Graph Theory Basics
A graph is a mathematical structure for representing pairwise relationships. Graph ML extends machine learning to graph-structured data such as social networks, molecules, knowledge bases, and citation networks.
Graph Definition
A graph $G = (V, E)$ consists of:
- $V = {v_1, \ldots, v_n}$: a set of $n$ nodes (vertices).
- $E \subseteq V \times V$: a set of $m$ edges.
An edge $(u, v) \in E$ connects nodes $u$ and $v$.
Node features: $X \in \mathbb{R}^{n \times d}$, where row $X_v$ is the feature vector of node $v$.
Edge features: $e_{uv} \in \mathbb{R}^{d_e}$ for each edge $(u,v)$.
Graph features: a single vector describing the whole graph.
Types of Graphs
Undirected: $(u,v) \in E \Leftrightarrow (v,u) \in E$. Symmetric relationships. Examples: social friendships, molecular bonds.
Directed: edges have direction $(u \to v)$. Examples: web links, citations, Twitter follows.
Weighted: each edge has a scalar weight $w_{uv} \in \mathbb{R}$. Examples: road distances, interaction strengths.
Bipartite: nodes split into two disjoint sets $U$ and $V$; edges only between sets. Examples: user-item interactions (recommender systems), author-paper networks.
Multigraph: multiple edges allowed between the same pair of nodes.
Hypergraph: edges (hyperedges) can connect more than two nodes.
Heterogeneous graph: multiple types of nodes and edges. Examples: knowledge graphs (entities and relation types), bibliographic networks (papers, authors, venues).
Dynamic graph: graph evolves over time; nodes and edges appear and disappear.
Degree
Degree $d_v$: number of edges incident to node $v$.
\[d_v = \sum_{u \in V} A_{vu}\]In-degree / out-degree for directed graphs.
Degree distribution: $P(d = k)$ = fraction of nodes with degree $k$. Power-law degree distributions ($P(k) \propto k^{-\alpha}$, $\alpha \approx 2$–$3$) characterize scale-free networks (social networks, web).
Graph Properties
Path: sequence of nodes $v_0, v_1, \ldots, v_k$ where each $(v_{i-1}, v_i) \in E$.
Shortest path length $d(u,v)$: minimum number of edges between $u$ and $v$.

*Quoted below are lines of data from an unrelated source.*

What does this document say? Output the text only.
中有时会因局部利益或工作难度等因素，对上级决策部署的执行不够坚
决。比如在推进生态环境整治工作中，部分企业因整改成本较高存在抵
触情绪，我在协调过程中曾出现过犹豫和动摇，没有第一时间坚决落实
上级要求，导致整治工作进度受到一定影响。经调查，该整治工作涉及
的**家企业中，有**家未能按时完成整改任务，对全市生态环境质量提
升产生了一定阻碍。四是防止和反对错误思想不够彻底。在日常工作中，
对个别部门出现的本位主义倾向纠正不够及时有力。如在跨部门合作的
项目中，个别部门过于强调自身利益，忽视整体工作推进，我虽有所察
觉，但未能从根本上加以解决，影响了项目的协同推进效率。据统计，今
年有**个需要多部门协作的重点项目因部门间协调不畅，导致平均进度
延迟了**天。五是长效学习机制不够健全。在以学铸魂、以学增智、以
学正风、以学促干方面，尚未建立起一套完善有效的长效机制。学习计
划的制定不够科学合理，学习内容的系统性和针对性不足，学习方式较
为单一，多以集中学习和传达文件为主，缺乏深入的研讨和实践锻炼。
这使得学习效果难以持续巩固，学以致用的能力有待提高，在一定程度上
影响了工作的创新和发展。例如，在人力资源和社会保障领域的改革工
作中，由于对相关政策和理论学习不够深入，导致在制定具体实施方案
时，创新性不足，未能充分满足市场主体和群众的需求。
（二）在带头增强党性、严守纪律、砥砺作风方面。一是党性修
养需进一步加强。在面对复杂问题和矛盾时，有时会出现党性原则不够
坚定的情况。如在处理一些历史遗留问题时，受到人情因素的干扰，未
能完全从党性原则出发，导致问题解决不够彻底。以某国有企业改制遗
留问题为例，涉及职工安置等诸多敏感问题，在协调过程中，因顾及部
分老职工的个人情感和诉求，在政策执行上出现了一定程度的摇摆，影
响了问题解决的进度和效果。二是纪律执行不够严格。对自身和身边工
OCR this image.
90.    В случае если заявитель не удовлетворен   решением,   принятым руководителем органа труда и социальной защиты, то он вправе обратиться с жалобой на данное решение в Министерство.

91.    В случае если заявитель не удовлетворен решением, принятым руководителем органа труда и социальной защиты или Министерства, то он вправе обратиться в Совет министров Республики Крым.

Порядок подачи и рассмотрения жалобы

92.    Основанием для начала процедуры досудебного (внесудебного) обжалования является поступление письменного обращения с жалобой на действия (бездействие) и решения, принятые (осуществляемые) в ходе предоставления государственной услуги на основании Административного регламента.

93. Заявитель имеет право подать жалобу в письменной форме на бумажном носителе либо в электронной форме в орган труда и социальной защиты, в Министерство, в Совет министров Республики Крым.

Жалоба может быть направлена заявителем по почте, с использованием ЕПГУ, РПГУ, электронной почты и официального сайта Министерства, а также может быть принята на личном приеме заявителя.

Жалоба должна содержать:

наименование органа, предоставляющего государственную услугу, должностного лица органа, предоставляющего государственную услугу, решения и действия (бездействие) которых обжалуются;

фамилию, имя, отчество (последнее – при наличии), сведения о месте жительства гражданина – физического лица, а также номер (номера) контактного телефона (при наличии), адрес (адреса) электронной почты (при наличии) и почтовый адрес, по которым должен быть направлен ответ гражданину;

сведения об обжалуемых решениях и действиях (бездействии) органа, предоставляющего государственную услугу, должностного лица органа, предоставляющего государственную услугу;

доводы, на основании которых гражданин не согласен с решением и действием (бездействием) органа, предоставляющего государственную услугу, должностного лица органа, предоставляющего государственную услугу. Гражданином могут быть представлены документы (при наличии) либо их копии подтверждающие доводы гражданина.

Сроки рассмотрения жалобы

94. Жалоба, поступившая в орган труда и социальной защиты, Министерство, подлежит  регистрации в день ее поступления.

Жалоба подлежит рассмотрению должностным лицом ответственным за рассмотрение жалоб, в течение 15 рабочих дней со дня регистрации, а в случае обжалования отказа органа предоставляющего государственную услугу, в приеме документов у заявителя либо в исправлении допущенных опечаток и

Diameter: maximum shortest path over all pairs. $\max_{u,v} d(u,v)$.
Clustering coefficient of node $v$:
\[C_v = \frac{\text{number of triangles through } v}{\text{number of triplets centered at } v} = \frac{|\{(u,w): (v,u),(v,w),(u,w) \in E\}|}{\binom{d_v}{2}}\]Measures how connected a node’s neighbors are to each other.
Connected component: maximal subset of nodes where every pair is reachable via paths. A graph is connected if it has a single component.
Strongly connected component (directed graphs): maximal subset where every node can reach every other.
Common Graph Structures
Tree: connected acyclic graph. $n$ nodes, $n-1$ edges.
Star: one hub node connected to all others.
Complete graph $K_n$: every pair of nodes connected. $n(n-1)/2$ edges.
Erdos-Renyi $G(n,p)$: each possible edge included independently with probability $p$. Random graph model; lacks community structure and power-law degrees.
Barabasi-Albert (preferential attachment): new nodes attach to existing nodes proportional to their degree. Produces scale-free power-law degree distributions.
Stochastic Block Model (SBM): nodes belong to communities; intra-community edges are denser than inter-community. Standard model for community structure.
Graph Isomorphism
Two graphs $G$ and $G’$ are isomorphic if there exists a bijection $\phi: V \to V’$ that preserves edges. Deciding graph isomorphism is not known to be in P or NP-complete.
Weisfeiler-Leman (WL) graph isomorphism test: iteratively aggregate node labels from neighbors; update node labels via hashing. Two graphs are deemed non-isomorphic if their label multisets differ. GNNs are at most as powerful as the 1-WL test (fundamental limitation).